Faraday Discuss., 2003, (Advance
Article)
DOI: 10.1039/b211871h
Jeremy N. Harvey and Massimiliano Aschi
Abstract:
New density functional theory and ab initio computations on the [Fe(CO)5] system are reported. Careful exploration of basis set and correlation effects leads to best values for the difference in energy E(1,3) between ground state 3[Fe(CO)4] and the singlet excited state of ca. 8 kcal mol–1, and for the bond dissociation energy BDE(3) of [Fe(CO)5] with respect to ground state fragments 3[Fe(CO)4]+CO of ca. 40 kcal mol–1. A modified form of the B3PW91 functional is used to explore the potential energy surface for the spin-forbidden recombination reaction of CO with 3[Fe(CO)4]. A Cs-symmetric minimum energy crossing point (MECP) between the reactant (triplet) and product (singlet) potential energy surfaces is found, lying 0.43 kcal mol–1 above the reactants.
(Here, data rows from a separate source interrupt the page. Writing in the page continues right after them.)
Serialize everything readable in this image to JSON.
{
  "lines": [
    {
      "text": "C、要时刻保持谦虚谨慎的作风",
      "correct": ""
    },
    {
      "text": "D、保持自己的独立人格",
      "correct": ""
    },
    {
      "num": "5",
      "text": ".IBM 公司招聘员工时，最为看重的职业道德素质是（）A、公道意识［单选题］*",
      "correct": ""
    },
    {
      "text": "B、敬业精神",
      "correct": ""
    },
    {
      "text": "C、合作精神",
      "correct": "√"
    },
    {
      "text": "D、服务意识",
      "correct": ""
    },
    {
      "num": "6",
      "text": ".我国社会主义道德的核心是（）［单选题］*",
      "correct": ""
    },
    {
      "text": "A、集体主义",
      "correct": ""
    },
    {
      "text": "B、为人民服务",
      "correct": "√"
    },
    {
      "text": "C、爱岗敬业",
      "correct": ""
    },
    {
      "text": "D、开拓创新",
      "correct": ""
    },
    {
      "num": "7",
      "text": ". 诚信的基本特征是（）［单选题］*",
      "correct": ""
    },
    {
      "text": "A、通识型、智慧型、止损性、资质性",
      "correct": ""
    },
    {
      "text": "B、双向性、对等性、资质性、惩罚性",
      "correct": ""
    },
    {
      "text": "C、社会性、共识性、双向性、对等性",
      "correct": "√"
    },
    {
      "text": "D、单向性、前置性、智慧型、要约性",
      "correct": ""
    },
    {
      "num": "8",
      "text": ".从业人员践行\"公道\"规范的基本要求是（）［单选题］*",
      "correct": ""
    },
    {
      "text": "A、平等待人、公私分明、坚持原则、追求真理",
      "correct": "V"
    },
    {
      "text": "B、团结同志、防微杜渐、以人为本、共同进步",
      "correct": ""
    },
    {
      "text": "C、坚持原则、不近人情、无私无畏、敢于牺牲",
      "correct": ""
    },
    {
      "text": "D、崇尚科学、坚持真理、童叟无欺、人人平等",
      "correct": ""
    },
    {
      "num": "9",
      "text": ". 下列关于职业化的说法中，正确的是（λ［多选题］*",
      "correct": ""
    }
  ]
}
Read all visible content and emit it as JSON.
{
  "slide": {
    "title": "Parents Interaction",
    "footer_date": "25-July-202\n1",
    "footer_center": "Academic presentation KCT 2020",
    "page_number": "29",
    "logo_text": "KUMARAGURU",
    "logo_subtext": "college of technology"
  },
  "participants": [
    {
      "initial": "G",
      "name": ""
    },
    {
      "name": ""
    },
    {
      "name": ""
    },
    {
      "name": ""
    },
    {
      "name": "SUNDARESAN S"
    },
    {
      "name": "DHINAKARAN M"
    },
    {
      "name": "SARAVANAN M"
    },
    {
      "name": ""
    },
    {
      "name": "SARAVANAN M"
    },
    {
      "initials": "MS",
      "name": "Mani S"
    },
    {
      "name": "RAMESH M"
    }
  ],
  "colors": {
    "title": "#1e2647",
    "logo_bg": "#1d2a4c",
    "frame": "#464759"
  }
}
The rate coefficient for recombination is computed using a non-adiabatic form of transition state theory, in which the MECP is treated as the critical point in the reaction. Semi-quantitative agreement with experiment is obtained: the predicted rate coefficient, 8.8×10–15 cm3 molecule–1 s–1, is only six times smaller than the experimental rate. This is the first computation from first principles of a rate coefficient for a spin-forbidden reaction of a transition metal compound.